Goodbye Windows?

13 hours ago 1

Published on October 22, 2025

a windows 10 meme source: facebook

I don't think executives at Microsoft, staring at their shiny Excel forecast sheets truly understand the chain of events which are triggered by their arbitrary decision.

What I can say with certainty is that this decision starts to actively teach the world to live without a traditional Windows OS. Or at least consider it. For the past thirty odd years, the Windows monopoly was sustained by inertia alone.

Then something happened. The internet. The OS became a little less important as the browsers became containtment chambers. This further changed when MSFT decided to pivot into cloud. For example, they pushed Office to the cloud and Microsoft 365 runs suprisingly brilliantly on a web browser. Then there was this embrace of Windows Subsystem for Linux, which made Windows a great option for developers working on Linux servers. But it also brought Linux closer to Windows users.

And now, with this Windows 11 thing, they are providing the final and crucial lesson.

By turning Windows 10 into a deadend, they are forcing a generation of users to re-evaluate their system setup from first principles. The Steam Deck has already proven that a massive library of Windows games runs well on Linux. MacBooks with Apple's silicon are seducing creators and developers with great performance and efficiency that Intel-based PCs haven't been able to keep up with. And for the vast majority of users, a Chromebook or even just a tablet is becoming good enough.

With Windows, at least for me, the real lock-in was never the Start Menu. It was the ecosystem. But MSFT is now holding the OS (container) a hostage. Simultaneously, the contents of that container and their competitors are accessible from anywhere. While the whole gimmick is to get the user to upgrade from C:\Windows10 to C:\Windows11?, what happens if the user realizes they don't need a C:\ drive at all?

The official line is that Windows 11 requires newer hardware for security.

Maybe, you are from the corporate world. Maybe for you this is just another line item on a spreadsheet. Enterprises with thousands of machines still on Windows 10 will most definitely sigh and pay the ransom for extended security updates.

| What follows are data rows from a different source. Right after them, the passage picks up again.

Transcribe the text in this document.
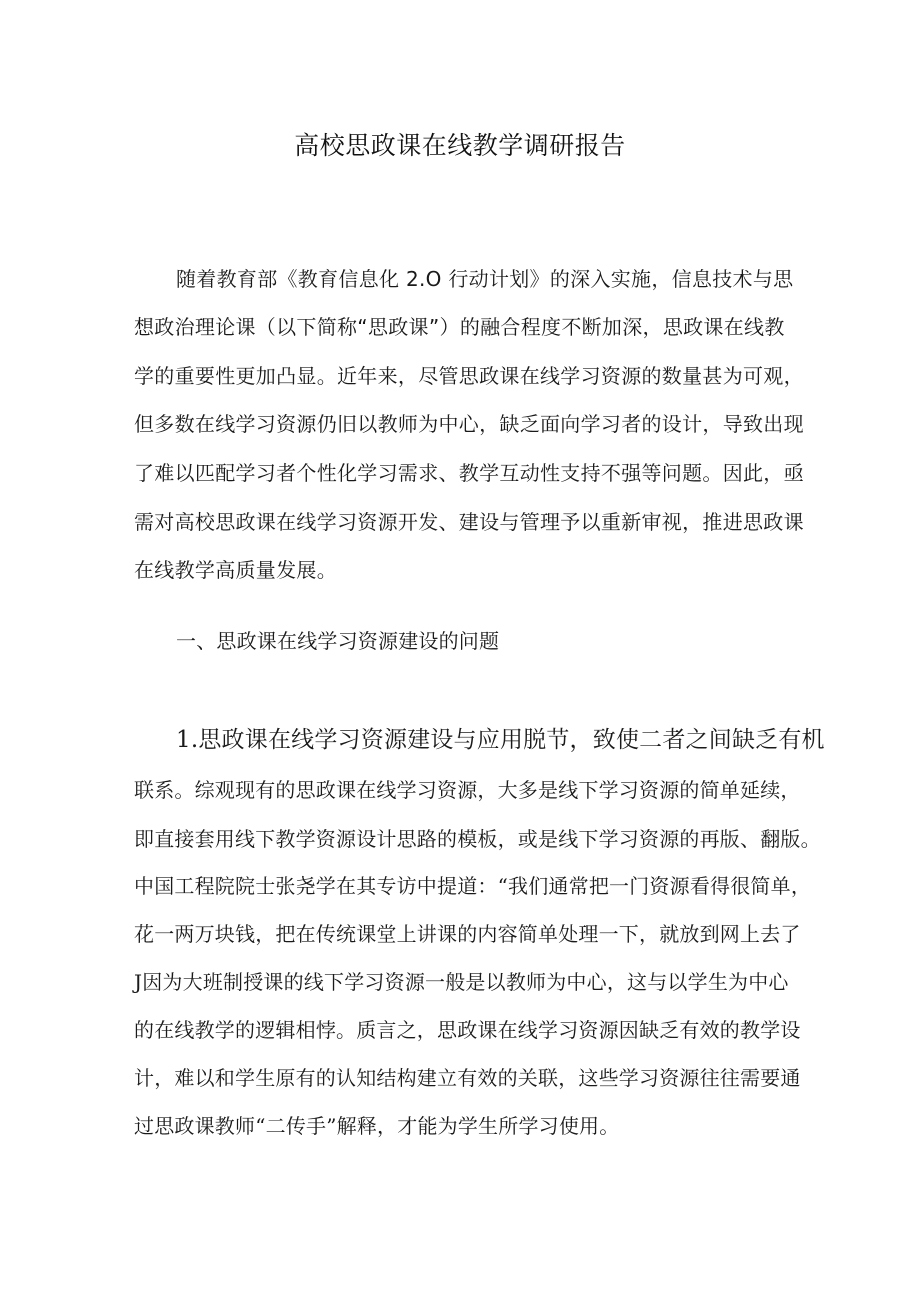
高校思政课在线教学调研报告
随着教育部《教育信息化 2.O 行动计划》的深入实施，信息技术与思
想政治理论课（以下简称“思政课”）的融合程度不断加深，思政课在线教
学的重要性更加凸显。近年来，尽管思政课在线学习资源的数量甚为可观，
但多数在线学习资源仍旧以教师为中心，缺乏面向学习者的设计，导致出现
了难以匹配学习者个性化学习需求、教学互动性支持不强等问题。因此，亟
需对高校思政课在线学习资源开发、建设与管理予以重新审视，推进思政课
在线教学高质量发展。
一、思政课在线学习资源建设的问题
1.思政课在线学习资源建设与应用脱节，致使二者之间缺乏有机
联系。综观现有的思政课在线学习资源，大多是线下学习资源的简单延续，
即直接套用线下教学资源设计思路的模板，或是线下学习资源的再版、翻版。
中国工程院院士张尧学在其专访中提道：“我们通常把一门资源看得很简单，
花一两万块钱，把在传统课堂上讲课的内容简单处理一下，就放到网上去了
J因为大班制授课的线下学习资源一般是以教师为中心，这与以学生为中心
的在线教学的逻辑相悖。质言之，思政课在线学习资源因缺乏有效的教学设
计，难以和学生原有的认知结构建立有效的关联，这些学习资源往往需要通
过思政课教师“二传手”解释，才能为学生所学习使用。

However, what if you're a regular Joe? A student, a parent, a gaming enthusiast, a lawyer, a content creator, a person who actually bought your computer with your own hard earned money sometime ago? What you see are nag screens, the performance throttling on unsupported hardware, and the best of all? The constant insinuation that your perfectly good Ryzen 5 or 7th gen or older Intel Core i7 is a worthless fossil. These machines are not slow. They are not insecure in any practical sense for 99% of users. They are simply on the wrong side of a line Microsoft drew in the sand to force a hardware refresh cycle the market wasn't demanding.

This is neither a technical necessity nor a mandated security concern. It is a business decision. And the lasting legacy of this forced upgrade cycle won't find a shiny new Windows 11 desktop on every desk.